For her role, Floyd says, she helps clinicians understand how the system fits into operations, in terms of coding and documentation. According to Wilson, it’s all part of a multi-part collaborative between CDI, physicians, and analytics teams that is essential to the success of BI in the organization. “[Floyd] sits in between the coders and the physicians, and says, ‘Dr. so and so, you need to write this, so the coders can do that,’ and then we, the data people, do the leg work to try and be smarter about how we look for the opportunities,” says Wilson.

Phyllis "PJ" Floyd, R.N.

As a large medical center, opportunities are abound. Floyd said she was going to meet with oncology to see what kinds of issues can be addressed through the BI. This is one of the areas MUSC hasn’t gotten into yet with the BI platforms, she says.

The various stakeholders of this initiative are ultimately looking at the same goal: improving the quality of care.
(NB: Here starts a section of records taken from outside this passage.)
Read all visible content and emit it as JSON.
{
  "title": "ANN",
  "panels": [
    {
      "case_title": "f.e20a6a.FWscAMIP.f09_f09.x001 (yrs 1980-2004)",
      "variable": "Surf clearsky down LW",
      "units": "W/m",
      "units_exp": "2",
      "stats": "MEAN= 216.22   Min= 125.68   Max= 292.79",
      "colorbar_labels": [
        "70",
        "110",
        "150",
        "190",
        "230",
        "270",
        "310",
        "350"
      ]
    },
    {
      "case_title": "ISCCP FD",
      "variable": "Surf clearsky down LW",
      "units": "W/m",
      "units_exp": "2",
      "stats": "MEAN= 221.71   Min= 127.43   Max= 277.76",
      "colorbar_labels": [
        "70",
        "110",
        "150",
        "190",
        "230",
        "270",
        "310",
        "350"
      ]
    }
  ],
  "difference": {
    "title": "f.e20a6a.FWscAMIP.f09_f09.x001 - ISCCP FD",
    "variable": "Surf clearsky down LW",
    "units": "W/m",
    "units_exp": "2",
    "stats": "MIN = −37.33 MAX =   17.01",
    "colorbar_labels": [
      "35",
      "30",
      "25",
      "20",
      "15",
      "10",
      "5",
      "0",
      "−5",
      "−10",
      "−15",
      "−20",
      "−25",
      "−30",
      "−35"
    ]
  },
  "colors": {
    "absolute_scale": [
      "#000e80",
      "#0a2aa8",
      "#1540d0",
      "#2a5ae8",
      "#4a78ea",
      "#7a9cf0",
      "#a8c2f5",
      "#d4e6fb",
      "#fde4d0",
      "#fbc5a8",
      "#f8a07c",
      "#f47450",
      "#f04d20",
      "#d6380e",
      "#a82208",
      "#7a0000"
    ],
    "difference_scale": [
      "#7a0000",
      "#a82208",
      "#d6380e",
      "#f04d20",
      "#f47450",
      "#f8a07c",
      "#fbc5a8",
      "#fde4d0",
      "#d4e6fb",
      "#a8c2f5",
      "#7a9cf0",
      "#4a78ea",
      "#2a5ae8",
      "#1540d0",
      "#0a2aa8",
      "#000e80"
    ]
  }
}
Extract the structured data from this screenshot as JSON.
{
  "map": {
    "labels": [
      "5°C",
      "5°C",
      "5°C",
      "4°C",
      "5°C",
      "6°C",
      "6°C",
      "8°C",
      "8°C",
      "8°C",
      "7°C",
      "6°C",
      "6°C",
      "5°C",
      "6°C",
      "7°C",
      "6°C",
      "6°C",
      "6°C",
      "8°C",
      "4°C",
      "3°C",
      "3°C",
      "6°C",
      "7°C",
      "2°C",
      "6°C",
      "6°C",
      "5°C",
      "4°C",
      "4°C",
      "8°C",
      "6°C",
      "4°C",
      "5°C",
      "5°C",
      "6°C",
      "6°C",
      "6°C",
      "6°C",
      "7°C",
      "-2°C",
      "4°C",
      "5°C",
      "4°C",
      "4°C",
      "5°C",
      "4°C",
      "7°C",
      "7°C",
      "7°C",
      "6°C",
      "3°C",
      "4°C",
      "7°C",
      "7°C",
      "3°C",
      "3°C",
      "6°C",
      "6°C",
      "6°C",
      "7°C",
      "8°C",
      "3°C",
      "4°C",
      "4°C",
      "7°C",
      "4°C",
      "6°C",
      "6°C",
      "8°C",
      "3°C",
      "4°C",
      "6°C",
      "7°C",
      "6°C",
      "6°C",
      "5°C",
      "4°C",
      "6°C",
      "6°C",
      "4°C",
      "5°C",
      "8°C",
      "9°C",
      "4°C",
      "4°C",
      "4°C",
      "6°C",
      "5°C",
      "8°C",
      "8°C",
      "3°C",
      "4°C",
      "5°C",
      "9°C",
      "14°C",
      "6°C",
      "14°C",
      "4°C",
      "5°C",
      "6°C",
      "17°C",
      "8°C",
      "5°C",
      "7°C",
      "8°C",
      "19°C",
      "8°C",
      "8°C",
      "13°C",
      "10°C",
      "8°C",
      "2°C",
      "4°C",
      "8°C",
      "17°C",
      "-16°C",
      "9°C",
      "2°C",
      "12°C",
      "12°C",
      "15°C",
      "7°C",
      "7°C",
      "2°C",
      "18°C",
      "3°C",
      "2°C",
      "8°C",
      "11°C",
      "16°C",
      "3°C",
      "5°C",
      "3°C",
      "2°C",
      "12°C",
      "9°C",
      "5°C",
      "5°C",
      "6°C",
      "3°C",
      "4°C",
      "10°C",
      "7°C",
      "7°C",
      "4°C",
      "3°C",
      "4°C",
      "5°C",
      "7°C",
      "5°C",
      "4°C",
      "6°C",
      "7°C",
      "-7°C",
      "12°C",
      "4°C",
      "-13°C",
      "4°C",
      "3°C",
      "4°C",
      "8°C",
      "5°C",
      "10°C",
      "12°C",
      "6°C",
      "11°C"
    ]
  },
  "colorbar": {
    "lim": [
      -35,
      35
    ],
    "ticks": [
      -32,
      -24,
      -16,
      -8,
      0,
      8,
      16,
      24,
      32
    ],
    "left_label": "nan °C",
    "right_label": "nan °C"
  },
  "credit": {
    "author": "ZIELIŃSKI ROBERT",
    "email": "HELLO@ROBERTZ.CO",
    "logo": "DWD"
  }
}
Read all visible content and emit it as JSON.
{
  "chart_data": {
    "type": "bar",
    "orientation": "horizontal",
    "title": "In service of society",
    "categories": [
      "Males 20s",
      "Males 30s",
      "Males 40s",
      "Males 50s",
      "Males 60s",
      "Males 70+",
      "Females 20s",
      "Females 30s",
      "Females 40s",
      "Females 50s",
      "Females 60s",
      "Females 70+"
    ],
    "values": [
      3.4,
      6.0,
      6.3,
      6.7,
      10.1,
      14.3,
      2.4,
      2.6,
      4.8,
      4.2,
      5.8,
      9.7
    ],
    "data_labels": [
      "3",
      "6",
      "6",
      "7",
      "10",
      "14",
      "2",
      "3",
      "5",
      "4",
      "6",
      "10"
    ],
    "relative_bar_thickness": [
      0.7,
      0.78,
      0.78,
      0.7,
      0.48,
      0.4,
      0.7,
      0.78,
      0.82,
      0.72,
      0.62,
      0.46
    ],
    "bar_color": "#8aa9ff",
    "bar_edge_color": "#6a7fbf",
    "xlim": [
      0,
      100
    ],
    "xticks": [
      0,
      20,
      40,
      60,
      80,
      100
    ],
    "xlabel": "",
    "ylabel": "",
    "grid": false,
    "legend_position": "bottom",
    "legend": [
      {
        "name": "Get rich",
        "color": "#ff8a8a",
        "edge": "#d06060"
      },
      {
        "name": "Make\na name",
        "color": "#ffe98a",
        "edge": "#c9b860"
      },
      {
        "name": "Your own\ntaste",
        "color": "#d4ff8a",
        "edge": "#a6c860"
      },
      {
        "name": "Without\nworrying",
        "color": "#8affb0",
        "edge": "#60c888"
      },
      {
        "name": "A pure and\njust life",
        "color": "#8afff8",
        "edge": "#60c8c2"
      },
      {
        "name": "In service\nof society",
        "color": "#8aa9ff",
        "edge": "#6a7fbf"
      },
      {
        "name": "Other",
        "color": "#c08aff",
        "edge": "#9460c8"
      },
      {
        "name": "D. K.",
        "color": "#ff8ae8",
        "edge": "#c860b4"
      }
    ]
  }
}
This is where that comparative element comes into place, and indeed, Wilson says one of the organization’s goals is to be a Top 25 hospital as measured by UHC.

 According to Floyd, MUSC is trying to see what those organization are doing that it could do better. It uses benchmarks on readmissions, length-of-stay, cost-index, and patient safety metrics. Already, MUSC has used the BI platforms to improve severity of illness by and risk of mortality. While these metrics certainly affect reimbursement, she says, the technology goes beyond that.

“The reality is that reimbursement drives a lot of what we do, but I think more importantly nowadays, our mantra is ‘quality.’ Because we’re a non-profit referral center, we want to improve what we do and have better patient outcomes, and the best way to do that is to compare yourself to other places and see where they’ve had success,” Floyd says.